Pope Francis invited Palestinian President Mahmoud Abbas and Israeli President Shimon Peres to pray together at the Vatican for peace between their nations.
The pope made the announcement May 25, after praying the "Regina Coeli" at the end of Mass that Abbas attended in Manger Square, in Bethlehem, West Bank.
Later in the day, arriving at Israel's Ben Gurion International Airport in Tel Aviv, Pope Francis was greeted by Peres and by Prime Minister Benjamin Netanyahu. There the pope repeated his invitation to Peres using exactly the same words with which he had invited Abbas.
He also urged Israel to stay on the "path of dialogue, reconciliation and peace," saying "there is simply no other way."
"The right of the state of Israel to exist and to flourish in peace and security within internationally recognized borders must be universally recognized," the pope said. "At the same time, there must also be a recognition of the right of the Palestinian people to a sovereign homeland and their right to live with dignity and with freedom of movement."
Pope Francis also echoed Peres' and Netanyahu's words, in their speeches of welcome, condemning the previous day's shootings at the Jewish Museum in Brussels, where three people, including two Israeli citizens, were killed.
The pope arrived in Israel on the last leg of a May 24-26 trip to Jordan, the Palestinian territories and the West Bank.
Earlier in the day, en route to the Bethlehem Mass, he made an unscheduled stop to pray before a controversial separation wall, built by Israel over Palestinian protests, between its territory and the West Bank. The pope unexpectedly stopped the vehicle and alighted, then walked over to the graffiti-covered structure and rested his forehead against it in silence for a few moments. Jesuit Father Federico Lombardi, the Vatican spokesman, later confirmed that the pope had been praying as he stood against the wall.
Father Lombardi told journalists the stop was a very important symbol of the pope's understanding of the significance of the wall and was a manifestation of his identification with the suffering of the people, even though he made no mention of the wall in his spoken statements.
The spokesman also told journalists no date had been set for the prayer session in Rome, but that he hoped it would be soon. Father Lombardi said as far as he knew no pope had ever issued a similar invitation.
Peres' term of office as president expires in July.
Meeting with Palestinian leaders in Bethlehem, Pope Francis voiced his sympathy with "those who suffer most" from the decades-long Israeli-Palestinian conflict, a situation he called "increasingly unacceptable."
During a speech to Abbas and other dignitaries in the presidential palace, the pope decried the Israeli-Palestinian conflict's "tragic consequences," including "insecurity, the violation of rights, isolation and the flight of entire communities, conflicts, shortages and sufferings of every sort."
"In expressing my closeness to those who suffer most from this conflict, I wish to state my heartfelt conviction that the time has come to put an end to this situation which has become increasingly unacceptable," he said.

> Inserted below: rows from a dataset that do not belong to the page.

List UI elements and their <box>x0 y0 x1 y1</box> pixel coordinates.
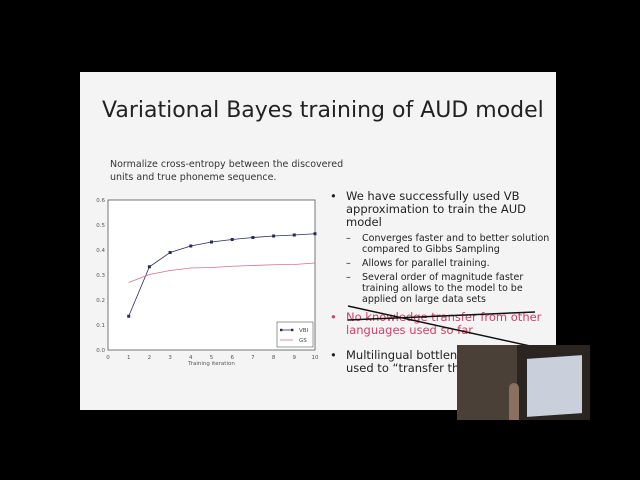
data-point <box>127 314 131 318</box>
sub-bullet-text: Converges faster and to better solution … <box>362 233 550 255</box>
y-tick-label: 0.3 <box>96 273 105 279</box>
data-point <box>168 251 172 254</box>
sub-bullet: – Several order of magnitude faster train… <box>346 272 524 305</box>
speaker-video-inset <box>457 345 590 420</box>
presentation-slide: Variational Bayes training of AUD model … <box>80 72 556 410</box>
series-line-GS <box>128 262 316 283</box>
y-tick-label: 0.6 <box>96 198 105 204</box>
sub-bullet: – Allows for parallel training. <box>346 258 490 269</box>
sub-bullet-text: Several order of magnitude faster traini… <box>362 272 524 305</box>
speaker <box>509 383 519 420</box>
bullet-1: • We have successfully used VB approximat… <box>330 189 527 229</box>
x-tick-label: 9 <box>293 355 297 361</box>
chart-caption: Normalize cross-entropy between the disc… <box>110 159 344 183</box>
bullet-text: Multilingual bottlene <box>346 348 465 362</box>
projector-screen <box>527 355 582 417</box>
legend-label: VBI <box>299 328 309 334</box>
y-tick-label: 0.1 <box>96 323 105 329</box>
sub-bullet: – Converges faster and to better solution… <box>346 233 550 255</box>
legend-label: GS <box>299 338 307 344</box>
data-point <box>292 233 296 237</box>
x-tick-label: 10 <box>312 355 319 361</box>
x-tick-label: 3 <box>168 355 172 361</box>
bullet-text: used to “transfer the <box>346 361 467 375</box>
data-point <box>147 265 151 269</box>
y-tick-label: 0.4 <box>96 248 105 254</box>
x-tick-label: 1 <box>127 355 131 361</box>
x-tick-label: 5 <box>210 355 214 361</box>
data-point <box>251 236 255 239</box>
bullet-3: • Multilingual bottlene used to “transfer … <box>330 348 467 375</box>
bullet-2-struck: • No knowledge transfer from other langua… <box>330 310 542 337</box>
y-tick-label: 0.2 <box>96 298 105 304</box>
x-tick-label: 8 <box>272 355 276 361</box>
data-point <box>230 238 234 241</box>
x-tick-label: 7 <box>251 355 255 361</box>
y-tick-label: 0.5 <box>96 223 105 229</box>
legend-marker <box>280 328 283 332</box>
x-tick-label: 0 <box>106 355 110 361</box>
bullet-text: No knowledge transfer from other languag… <box>346 310 542 337</box>
data-point <box>189 244 193 248</box>
data-point <box>313 232 317 236</box>
x-axis-label: Training iteration <box>187 361 235 367</box>
slide-title: Variational Bayes training of AUD model <box>102 98 544 123</box>
legend <box>276 321 314 348</box>
data-point <box>272 234 276 238</box>
sub-bullet-text: Allows for parallel training. <box>362 258 490 269</box>
x-tick-label: 2 <box>148 355 152 361</box>
x-tick-label: 4 <box>189 355 193 361</box>
y-tick-label: 0.0 <box>96 348 105 354</box>
bullet-text: We have successfully used VB approximati… <box>346 189 527 229</box>
chart: 0 1 2 3 4 5 6 7 8 9 10 0.0 0.1 0.2 0.3 0.4 0.5 0.6 Trainin… <box>96 198 319 367</box>
data-point <box>210 240 213 244</box>
legend-marker <box>291 328 294 332</box>
series-line-VBI <box>128 233 316 317</box>
x-tick-label: 6 <box>230 355 234 361</box>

The pope said lasting peace would require the "acknowledgement by all of the right of two states to live in peace and security within internationally recognized borders."
"Each side has to make certain sacrifices," Pope Francis said, calling on Israelis and Palestinians alike to "refrain from initiatives and actions which contradict the stated desire to reach a true agreement."

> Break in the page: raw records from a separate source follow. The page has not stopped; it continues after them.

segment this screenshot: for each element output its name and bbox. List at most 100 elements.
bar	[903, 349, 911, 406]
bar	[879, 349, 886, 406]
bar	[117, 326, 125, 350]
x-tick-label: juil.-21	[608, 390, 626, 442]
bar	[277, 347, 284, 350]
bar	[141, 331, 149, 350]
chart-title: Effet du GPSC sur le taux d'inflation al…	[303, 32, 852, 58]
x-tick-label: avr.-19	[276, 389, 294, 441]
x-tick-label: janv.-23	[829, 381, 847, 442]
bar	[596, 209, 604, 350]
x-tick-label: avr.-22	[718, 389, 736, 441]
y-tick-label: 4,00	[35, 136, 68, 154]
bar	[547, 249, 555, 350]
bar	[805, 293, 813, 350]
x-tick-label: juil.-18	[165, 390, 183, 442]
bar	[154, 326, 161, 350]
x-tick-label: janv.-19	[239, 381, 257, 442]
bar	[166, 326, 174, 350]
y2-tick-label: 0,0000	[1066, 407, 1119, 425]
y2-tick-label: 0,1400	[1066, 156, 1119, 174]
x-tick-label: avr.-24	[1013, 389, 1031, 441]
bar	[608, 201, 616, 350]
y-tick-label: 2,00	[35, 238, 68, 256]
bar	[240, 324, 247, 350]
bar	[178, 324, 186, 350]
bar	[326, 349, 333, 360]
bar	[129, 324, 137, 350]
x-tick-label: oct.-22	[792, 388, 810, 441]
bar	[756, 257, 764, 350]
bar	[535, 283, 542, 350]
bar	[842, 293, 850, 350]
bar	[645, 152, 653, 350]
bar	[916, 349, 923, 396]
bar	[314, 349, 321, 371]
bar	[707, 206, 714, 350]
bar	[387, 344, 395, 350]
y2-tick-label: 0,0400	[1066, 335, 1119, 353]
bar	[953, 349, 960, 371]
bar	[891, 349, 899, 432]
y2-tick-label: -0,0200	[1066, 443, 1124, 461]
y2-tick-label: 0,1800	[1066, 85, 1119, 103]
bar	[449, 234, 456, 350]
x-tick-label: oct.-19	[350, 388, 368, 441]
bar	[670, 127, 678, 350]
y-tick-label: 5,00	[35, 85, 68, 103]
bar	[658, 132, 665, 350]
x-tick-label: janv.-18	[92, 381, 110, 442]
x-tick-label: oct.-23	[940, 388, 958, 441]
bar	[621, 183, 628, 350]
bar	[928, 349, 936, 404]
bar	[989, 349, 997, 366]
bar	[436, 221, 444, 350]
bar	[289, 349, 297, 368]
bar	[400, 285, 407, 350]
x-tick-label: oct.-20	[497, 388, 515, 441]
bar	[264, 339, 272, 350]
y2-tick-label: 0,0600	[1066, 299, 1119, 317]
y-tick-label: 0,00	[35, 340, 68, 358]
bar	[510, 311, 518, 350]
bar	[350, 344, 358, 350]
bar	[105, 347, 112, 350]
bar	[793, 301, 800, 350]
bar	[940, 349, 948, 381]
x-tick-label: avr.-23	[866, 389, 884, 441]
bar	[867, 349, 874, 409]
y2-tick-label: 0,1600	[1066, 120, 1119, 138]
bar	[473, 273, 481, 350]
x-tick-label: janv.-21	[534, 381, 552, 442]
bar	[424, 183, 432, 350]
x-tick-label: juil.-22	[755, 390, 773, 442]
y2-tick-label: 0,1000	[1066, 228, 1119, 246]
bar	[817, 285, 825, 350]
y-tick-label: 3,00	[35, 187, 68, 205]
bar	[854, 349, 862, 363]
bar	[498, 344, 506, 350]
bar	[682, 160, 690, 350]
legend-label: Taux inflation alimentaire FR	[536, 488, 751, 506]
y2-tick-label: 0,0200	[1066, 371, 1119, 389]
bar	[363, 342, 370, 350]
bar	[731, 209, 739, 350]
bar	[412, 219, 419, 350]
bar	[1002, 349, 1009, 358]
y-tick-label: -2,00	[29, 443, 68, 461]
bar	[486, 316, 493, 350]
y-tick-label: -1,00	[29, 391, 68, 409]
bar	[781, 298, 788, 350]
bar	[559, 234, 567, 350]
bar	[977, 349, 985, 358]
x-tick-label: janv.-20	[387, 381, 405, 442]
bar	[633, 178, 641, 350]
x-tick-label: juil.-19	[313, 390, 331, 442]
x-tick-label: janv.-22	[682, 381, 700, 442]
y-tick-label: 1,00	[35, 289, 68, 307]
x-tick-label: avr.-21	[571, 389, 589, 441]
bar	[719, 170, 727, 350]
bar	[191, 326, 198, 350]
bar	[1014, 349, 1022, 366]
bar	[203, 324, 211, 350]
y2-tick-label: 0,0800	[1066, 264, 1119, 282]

The pope also expressed his concern for Palestinian Christians, who he said contributed "significantly to the common good of society" and deserved accordingly to be treated as "full citizens."
Christians make up an estimated 1 percent of the 4.5 million people living under the Palestinian authority.
The pope voiced hopes that an eventual agreement between the Vatican and the Palestinian Authority on the status of Catholics would guarantee religious freedom, since "respect for this fundamental human right is, in fact, one of the essential conditions for peace, fraternity and harmony."
His words echoed his remarks the previous day in Amman, Jordan, where he called for religious freedom throughout the Middle East, including respect for the right to change one's religion.